Он снова потер руки о куртку, затем провел ими по лицу, разглаживая капли дождя, осевшие на ресницах и коже.

– Вы слепы… – выдавил он из себя. – Слепы вы все, сколько бы вас ни было… Как вы можете не видеть? Трупы на пляже были первой зацепкой. Помните, трупов не хватало…

Выражение лица путешественницы с каждой секундой становилось всё жестче. Пенни бросилась к пастору, хватая его за рукав:

– Отец…

Тот отшвырнул девочку на землю. Она упала в слякоть, всхлипнула, чепчик сдвинулся ей на лицо. Жюстиньен бросился к Пенни, помог ей подняться. И в этот момент Габриэль начал кричать.


Габриэль орал, его голос срывался. Его глаза закатывались, а голова запрокидывалась вверх. Дождь заливал его рот, который теперь казался темной дырой. Венёр обнял подростка, чтобы успокоить. Пастор обвиняюще указал пальцем на облака, а затем на каждого из оставшихся в живых.

– Этот дождь неестественный. Он предназначен для всех нас. Это послание. Откройте глаза и посмотрите, что скрыто за видимым. Этот лес – ловушка. Наши телесные оболочки – ловушки, потому что мы скрываем под кожей наши грехи и злодеяния.

– Довольно, – решила Мари и толкнула пастора.

Он упал без чувств в отвратительно хлюпающую слякоть. Пенитанс приложила руки к губам. Габриэль перестал кричать. Мари протянула Жюстиньену грязный шарф:

– Заткни ему рот, ладно?

Де Салер молча стал исполнять распоряжение. Эфраим застонал, не приходя в сознание. Мари принялась связывать его веревками, которые использовались для Берроу.

– Мне кажется, это уже лишнее, – заметил Венёр. – Он всего лишь хотел нам прочесть наставление…

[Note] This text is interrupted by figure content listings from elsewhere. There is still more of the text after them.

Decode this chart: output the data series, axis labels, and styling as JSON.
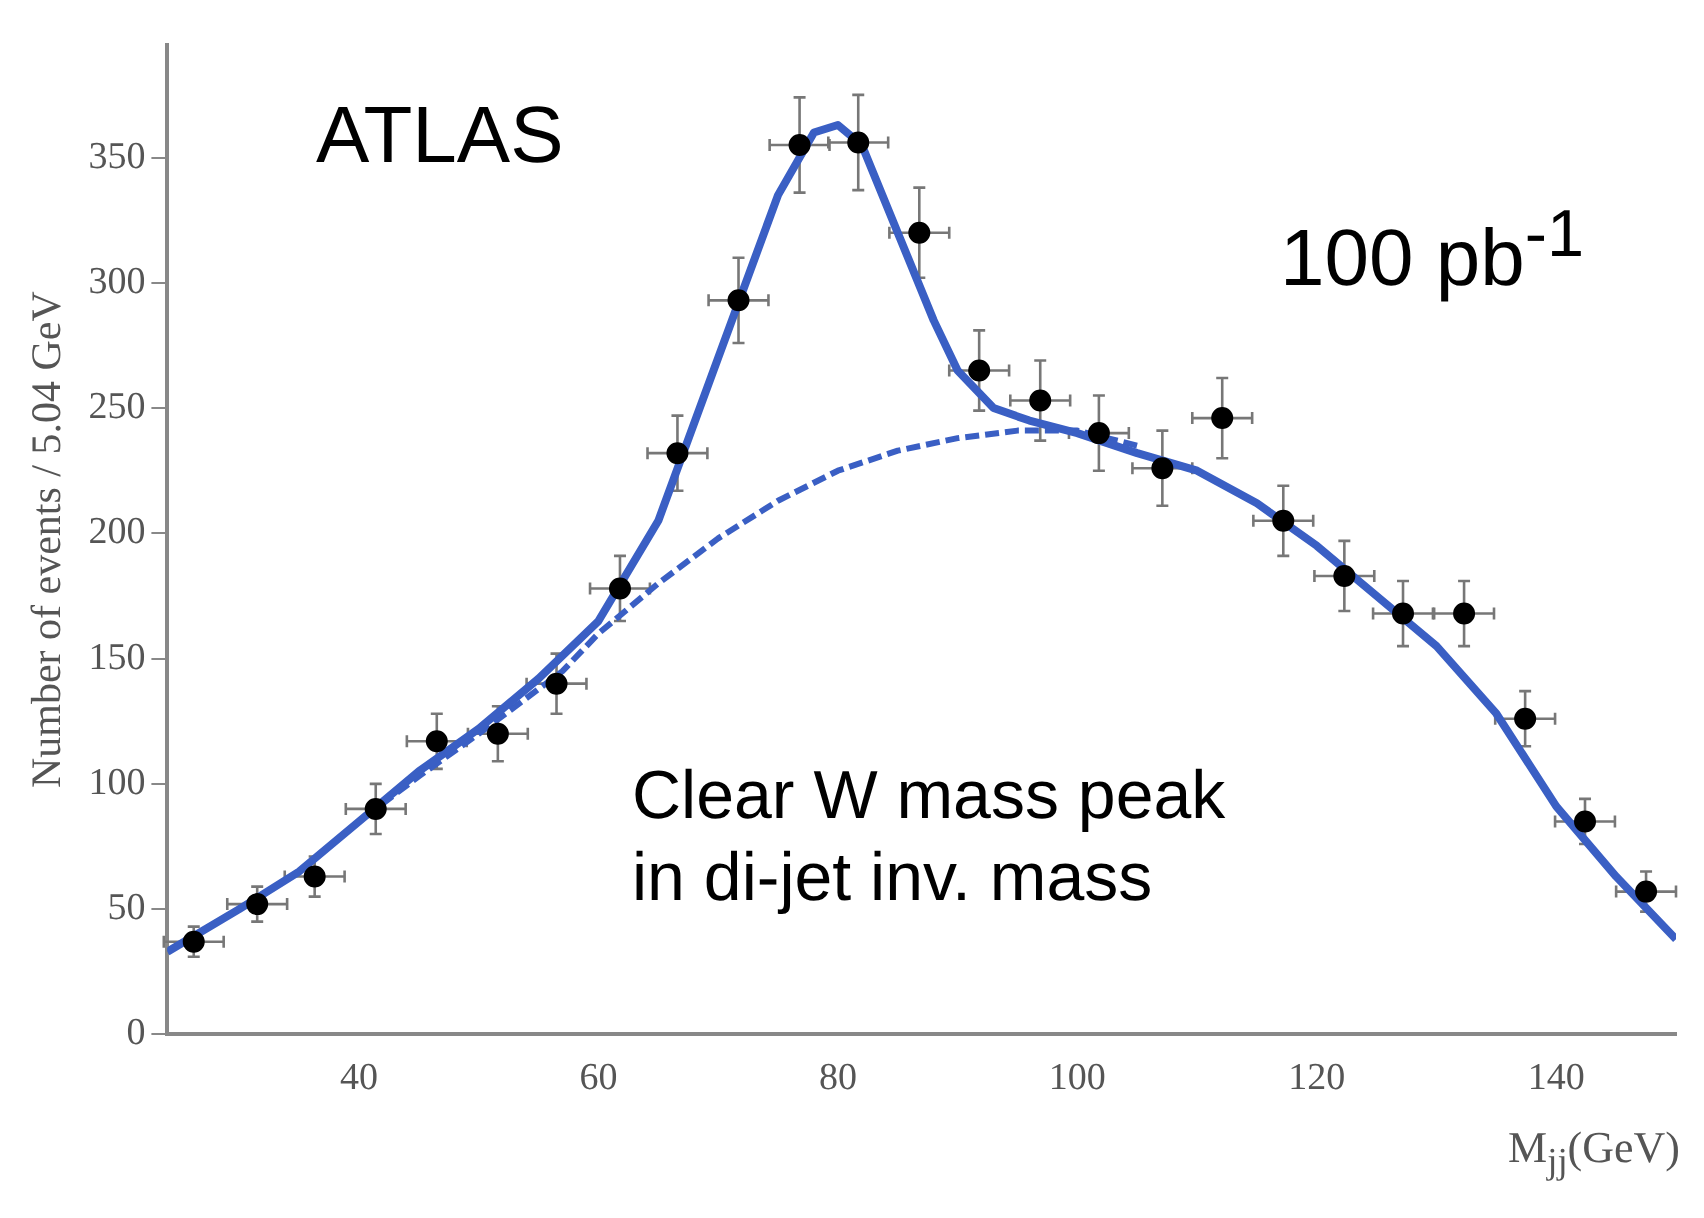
{
  "chart_data": {
    "type": "scatter",
    "xlabel": "M$_{jj}$(GeV)",
    "ylabel": "Number of events / 5.04 GeV",
    "xlim": [
      24,
      150
    ],
    "ylim": [
      0,
      395
    ],
    "xticks": [
      40,
      60,
      80,
      100,
      120,
      140
    ],
    "yticks": [
      0,
      50,
      100,
      150,
      200,
      250,
      300,
      350
    ],
    "grid": false,
    "legend": false,
    "annotations": [
      "ATLAS",
      "100 pb$^{-1}$",
      "Clear W mass peak\nin di-jet inv. mass"
    ],
    "series": [
      {
        "marker": "circle",
        "color": "#000000",
        "x": [
          26.2,
          31.5,
          36.3,
          41.4,
          46.5,
          51.6,
          56.5,
          61.8,
          66.6,
          71.7,
          76.8,
          81.7,
          86.8,
          91.8,
          96.9,
          101.8,
          107.1,
          112.1,
          117.2,
          122.3,
          127.2,
          132.3,
          137.4,
          142.4,
          147.5
        ],
        "values": [
          37,
          52,
          63,
          90,
          117,
          120,
          140,
          178,
          232,
          293,
          355,
          356,
          320,
          265,
          253,
          240,
          226,
          246,
          205,
          183,
          168,
          168,
          126,
          85,
          57
        ],
        "errors": [
          6,
          7,
          8,
          10,
          11,
          11,
          12,
          13,
          15,
          17,
          19,
          19,
          18,
          16,
          16,
          15,
          15,
          16,
          14,
          14,
          13,
          13,
          11,
          9,
          8
        ],
        "xerrors": [
          2.5,
          2.5,
          2.5,
          2.5,
          2.5,
          2.5,
          2.5,
          2.5,
          2.5,
          2.5,
          2.5,
          2.5,
          2.5,
          2.5,
          2.5,
          2.5,
          2.5,
          2.5,
          2.5,
          2.5,
          2.5,
          2.5,
          2.5,
          2.5,
          2.5
        ]
      },
      {
        "type": "line",
        "marker": "none",
        "color": "#3a5fc4",
        "line_style": "solid",
        "x": [
          24,
          30,
          35,
          40,
          45,
          50,
          55,
          60,
          65,
          70,
          75,
          78,
          80,
          82,
          85,
          88,
          90,
          93,
          96,
          100,
          105,
          110,
          115,
          120,
          125,
          130,
          135,
          140,
          145,
          150
        ],
        "values": [
          33,
          50,
          65,
          85,
          105,
          122,
          142,
          165,
          205,
          270,
          335,
          360,
          363,
          355,
          320,
          285,
          265,
          250,
          245,
          240,
          232,
          225,
          212,
          195,
          175,
          155,
          128,
          91,
          63,
          38
        ]
      },
      {
        "type": "line",
        "marker": "none",
        "color": "#3a5fc4",
        "line_style": "dashed",
        "x": [
          24,
          30,
          35,
          40,
          45,
          50,
          57,
          60,
          65,
          70,
          75,
          80,
          85,
          90,
          95,
          100,
          105
        ],
        "values": [
          33,
          50,
          65,
          85,
          103,
          120,
          145,
          160,
          180,
          198,
          213,
          225,
          233,
          238,
          241,
          241,
          235
        ]
      }
    ]
  }
}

– Всё верно, я больше не хочу слышать его проповеди, – без капли раскаяния ответила Мари.

Пенитанс не сделала ни малейшей попытки защитить отца. Мари зарядила ружье.

– Я иду на охоту, – заявила она. – Потрудитесь разжечь огонь.

Она ушла под ливнем. Удаляясь, снова стала тем темным силуэтом, который Жюстиньен в прежние времена принял за Смерть или даже за Анку в Порт-Ройале.


Той ночью, во время своей смены, Жюстиньен поддерживал огонь под импровизированным навесом, когда пастор открыл глаза. Молодой дворянин напрягся, но пленник казался спокойнее. Жюстиньен колебался. У него была возможность узнать, что Берроу прошептал священнику в ночь перед смертью. Конечно, пресвитериане не совершали соборования, но офицер был англиканцем и, предчувствуя приближение смерти, хотел исповедаться. В данном случае, как некогда заявил Жонас, священник остался священником.

Жюстиньен протянул руку к кляпу, но остановился в последний момент.

– Вы же не собираетесь кричать?

Эфраим замотал головой: «Нет». Дворянин посмотрел ему прямо в глаза и наконец вытащил ткань. Пастор вздохнул, медленно шевеля губами. В уголках его рта остались красные полосы. Священник сглотнул и произнес хриплым голосом:

– Вы можете меня развязать. Я не буду нападать на вас. – Он сделал паузу, вероятно, потому, что ему было трудно говорить, и сказал: – Я не хотел ни на кого нападать.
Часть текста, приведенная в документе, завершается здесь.